Google's order of results is automatically determined by more than 100 factors, including our PageRank algorithm. Please check out our "Technology Overview" page for more details. Due to the nature of our business and our interest in protecting the integrity of our search results, this is the only information we make available to the public about our ranking system.

2. Why does my page's rank keep changing?

We update our index about once a month. Each time we update our database of web pages, our index invariably shifts: We find new sites, we lose some sites, and sites ranking may change. Your rank naturally will be affected by changes in the ranking of other sites. You can be assured that no one at Google has hand adjusted the results to boost the ranking of a site. Google's order of results is automatically determined by several factors, including our PageRank algorithm. Please check out our "Technology Overview" page for more information on how this works.

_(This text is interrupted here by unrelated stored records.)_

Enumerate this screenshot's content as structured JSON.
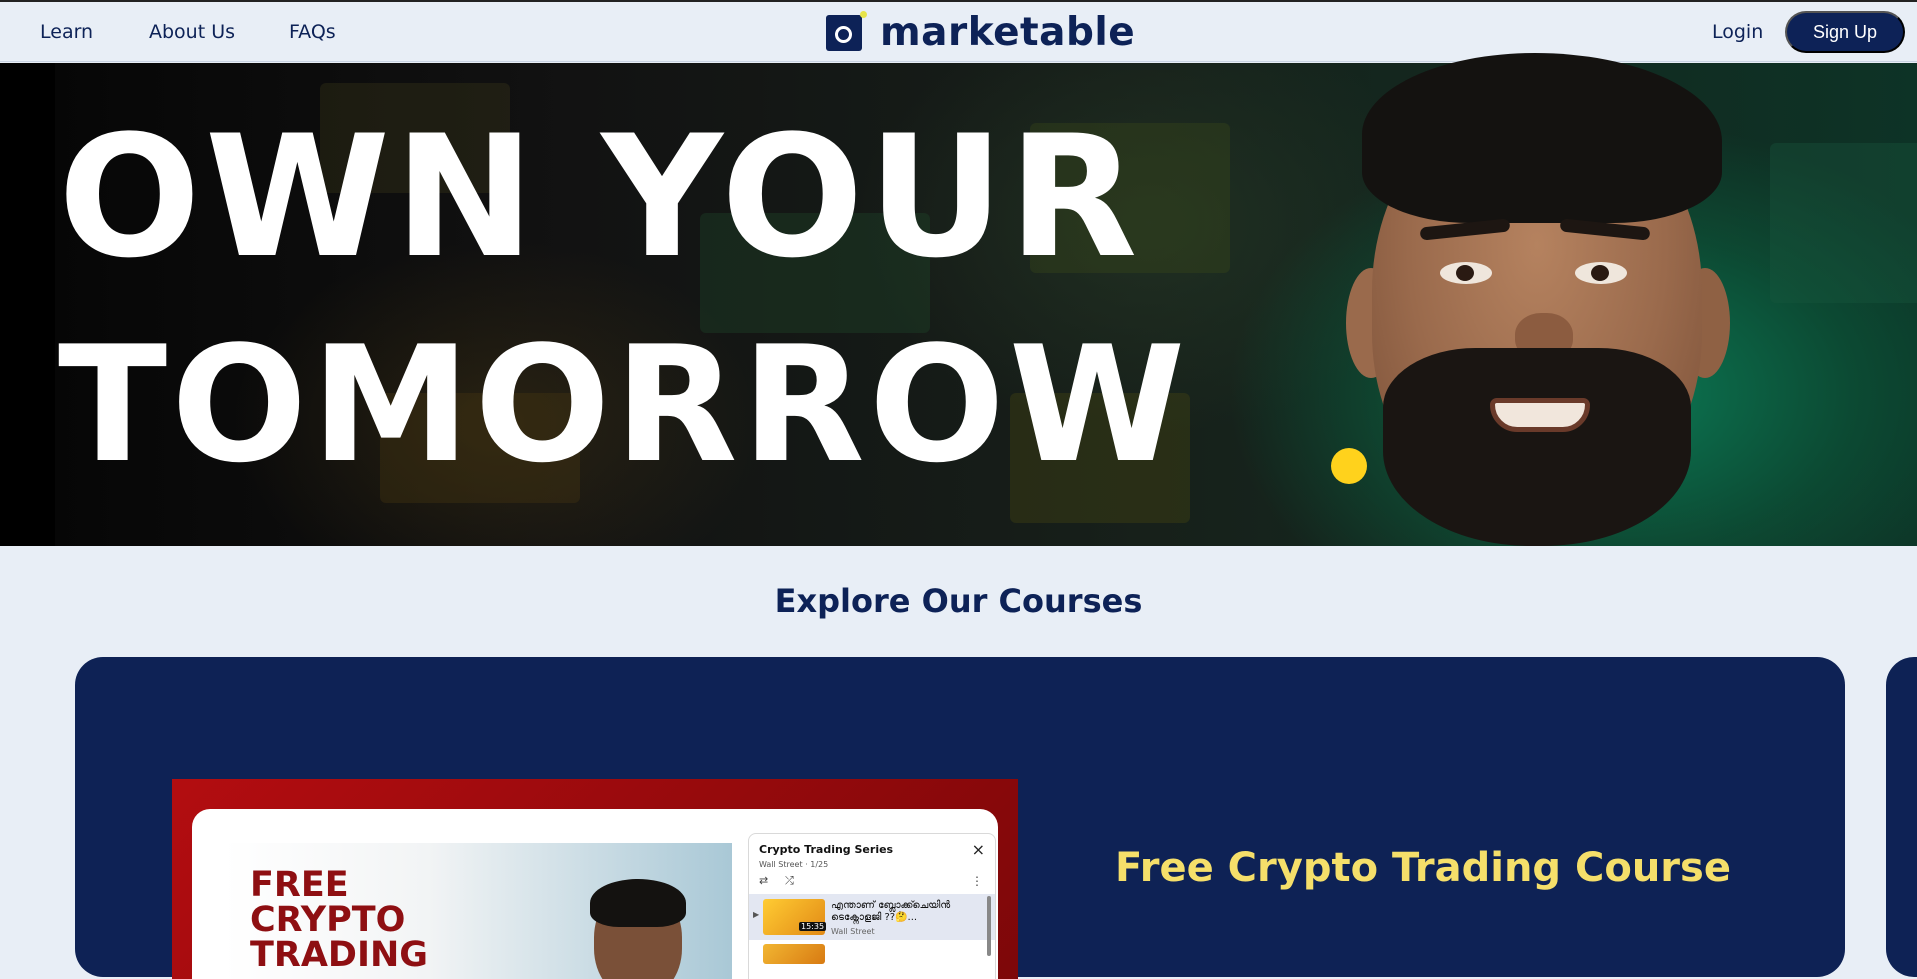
{
  "nav": {
    "links": [
      "Learn",
      "About Us",
      "FAQs"
    ],
    "logo_text": "marketable",
    "login": "Login",
    "signup": "Sign Up"
  },
  "hero": {
    "line1": "OWN YOUR",
    "line2": "TOMORROW",
    "accent_color": "#ffd21c"
  },
  "courses": {
    "section_title": "Explore Our Courses",
    "card": {
      "title": "Free Crypto Trading Course",
      "thumbnail_title": "FREE\nCRYPTO\nTRADING",
      "playlist": {
        "title": "Crypto Trading Series",
        "subtitle": "Wall Street · 1/25",
        "close_icon": "×",
        "item_title": "എന്താണ് ബ്ലോക്ക്ചെയിൻ ടെക്നോളജി ??🤔...",
        "item_channel": "Wall Street",
        "item_duration": "15:35"
      }
    }
  },
  "colors": {
    "brand_navy": "#0d2257",
    "card_bg": "#0e2255",
    "card_title": "#f5df6a",
    "page_bg": "#e8eef6"
  }
}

You may want to check and see if the number of other sites linking to your URL has changed. This is the single biggest factor in determining what sites are indexed by Google, as we find most pages when our robots crawl the web and jump from page to page via hyperlinks. To find out who links to your site, use Google's link: tool.

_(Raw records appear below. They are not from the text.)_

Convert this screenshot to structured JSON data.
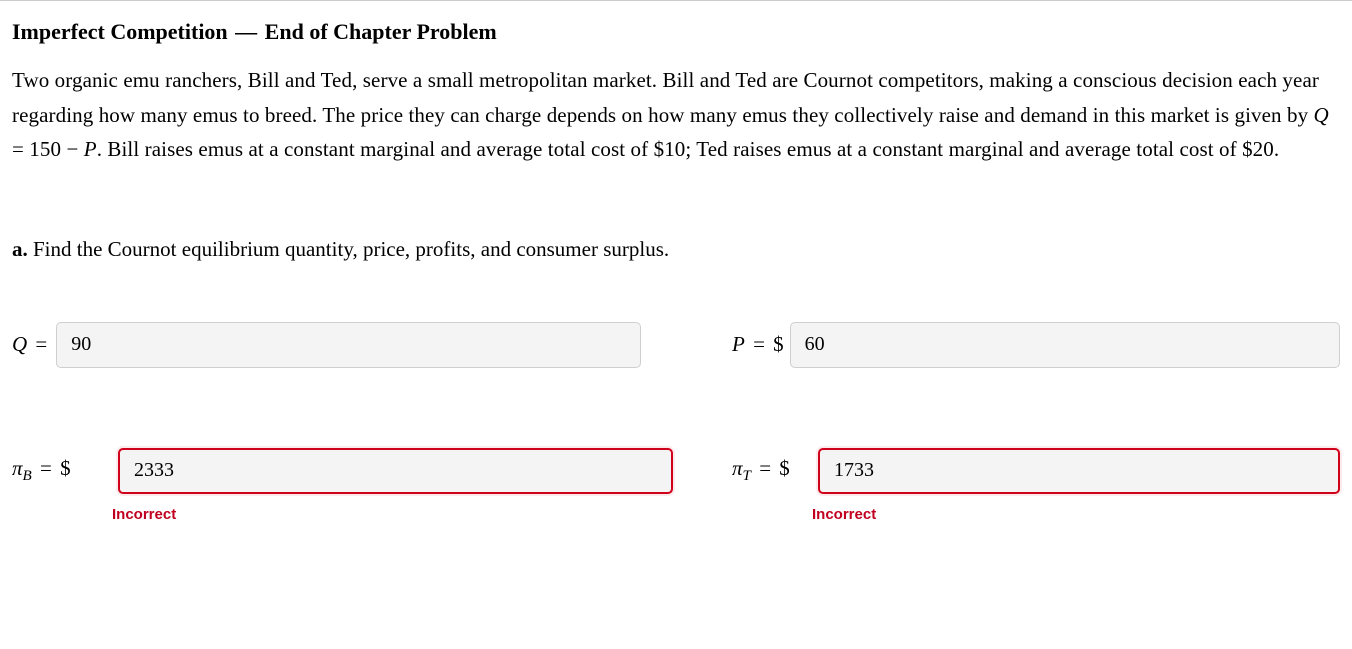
{
  "header": {
    "title_part1": "Imperfect Competition",
    "title_dash": "—",
    "title_part2": "End of Chapter Problem"
  },
  "problem": {
    "para_pre": "Two organic emu ranchers, Bill and Ted, serve a small metropolitan market. Bill and Ted are Cournot competitors, making a conscious decision each year regarding how many emus to breed. The price they can charge depends on how many emus they collectively raise and demand in this market is given by ",
    "equation_Q": "Q",
    "equation_mid": " = 150 − ",
    "equation_P": "P",
    "para_post": ". Bill raises emus at a constant marginal and average total cost of $10; Ted raises emus at a constant marginal and average total cost of $20."
  },
  "part_a": {
    "label_bold": "a.",
    "text": " Find the Cournot equilibrium quantity, price, profits, and consumer surplus."
  },
  "answers": {
    "Q": {
      "label_sym": "Q",
      "eq": " = ",
      "value": "90"
    },
    "P": {
      "label_sym": "P",
      "eq": " = ",
      "dollar": "$",
      "value": "60"
    },
    "piB": {
      "label_sym": "π",
      "sub": "B",
      "eq": " = ",
      "dollar": "$",
      "value": "2333",
      "feedback": "Incorrect"
    },
    "piT": {
      "label_sym": "π",
      "sub": "T",
      "eq": " = ",
      "dollar": "$",
      "value": "1733",
      "feedback": "Incorrect"
    }
  }
}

3. I'm changing my URL. How can I maintain my rank?

Regrettably, we cannot manually change your listed address at the same time you move to your new site.

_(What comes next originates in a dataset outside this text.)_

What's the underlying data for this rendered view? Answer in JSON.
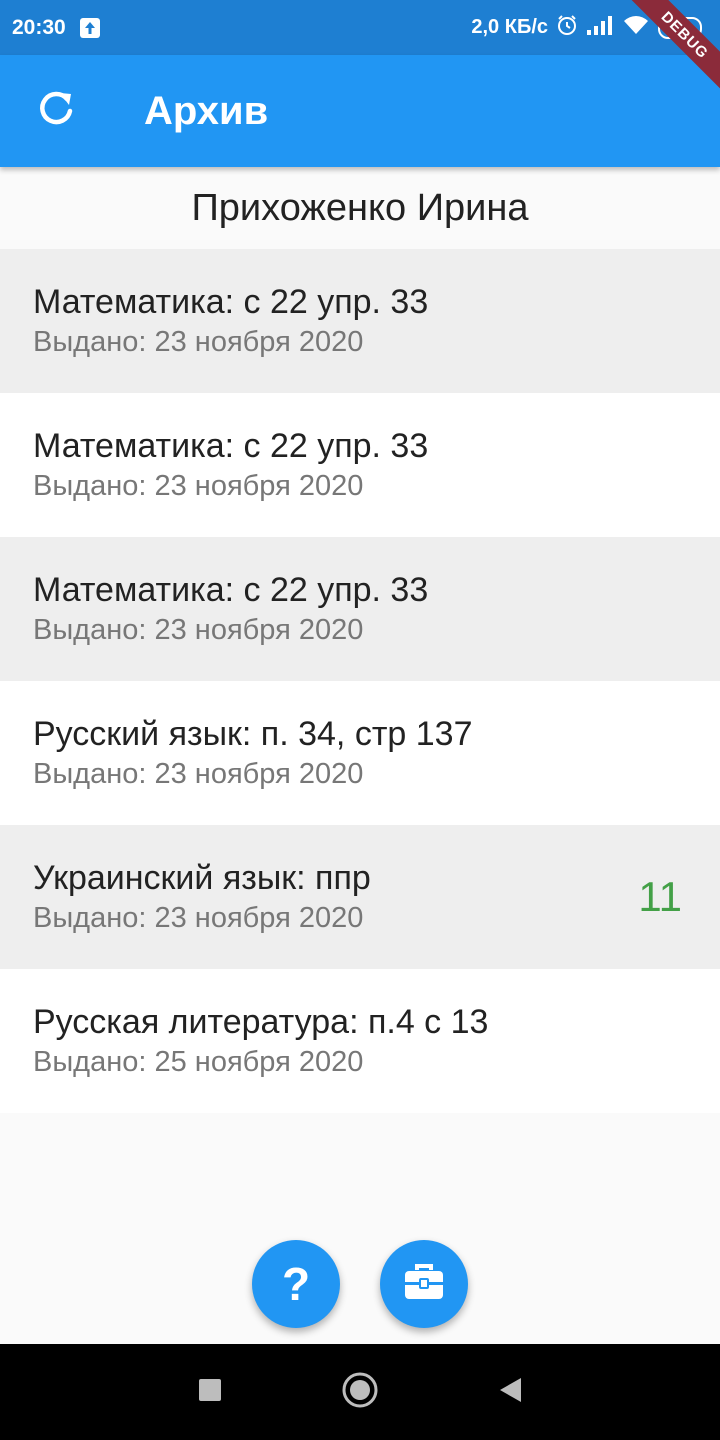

That said, there are steps you can take to make sure your transition is a smooth one. Google listings are based in part on our ability to find you from links on other sites. To preserve your rank, you will want to inform others who link to you of your change of address. One way to find out who is linking to you is to try a link search. Enter "link:[your full URL]" into the Google search box. You may not find every page that links to you with this method, but it should help you begin redirecting the links leading to your site. (Please note: we do not serve link queries for all of the sites in our index, so this may not produce any results for your site.) Once your new site is live, you may wish to place a permanent redirect (using a "301" code in HTTP headers) on your old site to inform visitors and search engines that your site has moved.

Finally, if your site goes unlisted for a time, this does not mean you were dropped from our index. Sometimes, in these transitions, we will fail to find a site at its new address. Just be sure that others are linking to you and we should pick you up on our next web crawl.